Doktorunuz öykünüzü dinledikten sonra teşhis için tam bir göz muayenesi yapacaktır ve doğru teşhis için aşağıdaki bir grup testleri isteyecektir.

  • Merkezi görme kontrolü için bir test: Göz muayenesi sırasında göz doktorunuz merkezi görmenizin muayenesine Amsler Kartı testi uygulayabilir. Bu karttaki düz çizgilerde solma, kırılma ve bükülme gözlenebilir.
  • Gözünüzün arkasının muayenesi: Doktorunuz gözünüzün arkasını kanama ve ödem açısından muayene edecektir. Bunun için de gözünüze gözbebeğinizi büyütmek için damla damlatarak özel bir optik cihaz ile muayene edecektir.
  • Fluoresein Anjiografisi (FFA): Doktorunuz gözünüzün anjiografisi için kolunuzdaki bir damardan renkli boyar madde verecektir. Bu madde gözünüzdeki kan damarlarınızda dolaşarak sızdıran anormal damar yapınızın görünmesini sağlayacaktır. 

Boya kan damarlarınızda dolaşırken özel kamere ile gözünüzün arkasının fotoğrafları çekilecektir. Sarı nokta hastalığı ile ilişkili anormal kan damarları ve retinal bozukluklar görülecektir.

  • Optik Koherans Tomografi (OCT): Bu kolay yöntem ile gözün detaylı kesitleri alınır. Retinadaki ödem ve janamalar tespit edilir. Hastların takibi için önemli bir testtir.
Tedavi

Sarı nokta hastalığının tedavisinde öncelikle önleyici-ilerlemeyi durdurucu yaklaşımlar ele alınmalıdır. Bu noktada  sigarayı bırakmak, güneşten korunmak, sarı, kırmızı, yeşil renkli pigment içeren taze sebze, meyveleri düzenli tüketmek, balık yemek, vitamin ve mineral desteği almak (özellikle vitamin A, B, E, çinko, selenyum) önerilmekle birlikte ayrıca lutein, omega 3 yag asitleri faydalıdır.

Günümüzde sarı nokta tedavisinde farklı yöntemler uyulanmaktadır. Bu yöntemlerin hangisinin uygulanacağı hastalığın tipi, sarı noktaya uzaklığı ve evresi ile yakından alakalıdır.
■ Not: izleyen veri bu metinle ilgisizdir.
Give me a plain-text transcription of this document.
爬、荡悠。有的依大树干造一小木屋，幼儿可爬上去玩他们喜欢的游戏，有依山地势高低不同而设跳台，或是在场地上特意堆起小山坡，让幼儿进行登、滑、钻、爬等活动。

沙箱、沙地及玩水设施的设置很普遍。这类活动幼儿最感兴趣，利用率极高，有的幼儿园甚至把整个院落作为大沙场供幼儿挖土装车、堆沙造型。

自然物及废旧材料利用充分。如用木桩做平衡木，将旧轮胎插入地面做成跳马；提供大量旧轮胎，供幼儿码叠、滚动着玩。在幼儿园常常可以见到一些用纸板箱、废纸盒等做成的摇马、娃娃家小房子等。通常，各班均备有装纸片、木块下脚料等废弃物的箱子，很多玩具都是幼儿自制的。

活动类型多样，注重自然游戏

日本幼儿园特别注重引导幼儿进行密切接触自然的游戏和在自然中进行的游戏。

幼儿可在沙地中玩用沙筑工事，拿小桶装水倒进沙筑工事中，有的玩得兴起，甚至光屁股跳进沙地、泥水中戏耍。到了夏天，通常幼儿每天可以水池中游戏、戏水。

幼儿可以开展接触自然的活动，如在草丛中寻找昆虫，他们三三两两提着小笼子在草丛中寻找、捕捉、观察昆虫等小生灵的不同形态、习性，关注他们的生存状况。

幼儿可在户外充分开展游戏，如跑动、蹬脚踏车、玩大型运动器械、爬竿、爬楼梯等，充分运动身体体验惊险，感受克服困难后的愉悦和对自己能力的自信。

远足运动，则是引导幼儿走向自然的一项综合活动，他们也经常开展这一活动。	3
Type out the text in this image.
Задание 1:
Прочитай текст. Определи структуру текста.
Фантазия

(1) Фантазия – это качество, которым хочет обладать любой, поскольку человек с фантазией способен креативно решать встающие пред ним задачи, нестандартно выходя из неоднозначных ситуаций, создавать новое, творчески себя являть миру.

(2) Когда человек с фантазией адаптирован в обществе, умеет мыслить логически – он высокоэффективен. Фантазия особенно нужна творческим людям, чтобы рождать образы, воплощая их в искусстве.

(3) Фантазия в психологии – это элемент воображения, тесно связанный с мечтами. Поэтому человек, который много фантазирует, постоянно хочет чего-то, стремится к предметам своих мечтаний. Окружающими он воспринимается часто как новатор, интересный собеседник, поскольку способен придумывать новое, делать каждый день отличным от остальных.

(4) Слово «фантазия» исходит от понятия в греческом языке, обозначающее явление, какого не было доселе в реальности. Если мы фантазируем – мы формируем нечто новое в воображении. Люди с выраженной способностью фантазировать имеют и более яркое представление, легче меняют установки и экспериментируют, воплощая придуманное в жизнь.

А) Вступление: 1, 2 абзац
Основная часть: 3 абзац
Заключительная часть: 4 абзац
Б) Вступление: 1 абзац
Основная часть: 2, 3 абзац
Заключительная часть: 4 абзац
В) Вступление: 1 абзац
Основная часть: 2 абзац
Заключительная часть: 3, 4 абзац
Erken dönemde uygulanan tedaviler sarı nokta hastalığının ilerlemesini yavaşlatabilir veya durdurabilir.

  • Kuru tip sarı nokta hastalığının tedavisinde, hastalığın ilerlemesinin yavaşlatılması yönünde uygulanan tek tedavi antioksidan, multivitamin ve mineral desteğidir. Ancak bu destek tedavisi, gelişmiş olan hücre kaybını geri döndüremez. Yine de risk gruplarında bu destek tedavisinin uygulanmasının ileri evre yaşa bağlı makula dejenerasyonu  dönüşümünü %25 oranında azalttığı tespit edilmiştir.
  • Yaş tip sarı nokta hastalığının tedavisinde, son yıllarda en büyük gelişme, yeniden damarlanmayı önleyen Anti-VEGF ilaçların göz içi enjeksiyonları olmuştur.  Bu ilaçlar, yeniden damarlanmaya engel olurken, bu damarlaran sıvı sızmasını  ve kanamaları da engeller. Bu sayede hastaların merkezi görmeleri korunurken, bazı hastalarda görme artışı da sağlanabilmektedir.  Sarı  nokta hastalığında göz içine birden fazla enjeksiyon yapılması gerekebilir. Seviyesine göre termal lazer fotoagülasyon ve fotodinamik tedavi diğer alternatif tedavi yöntemleridir.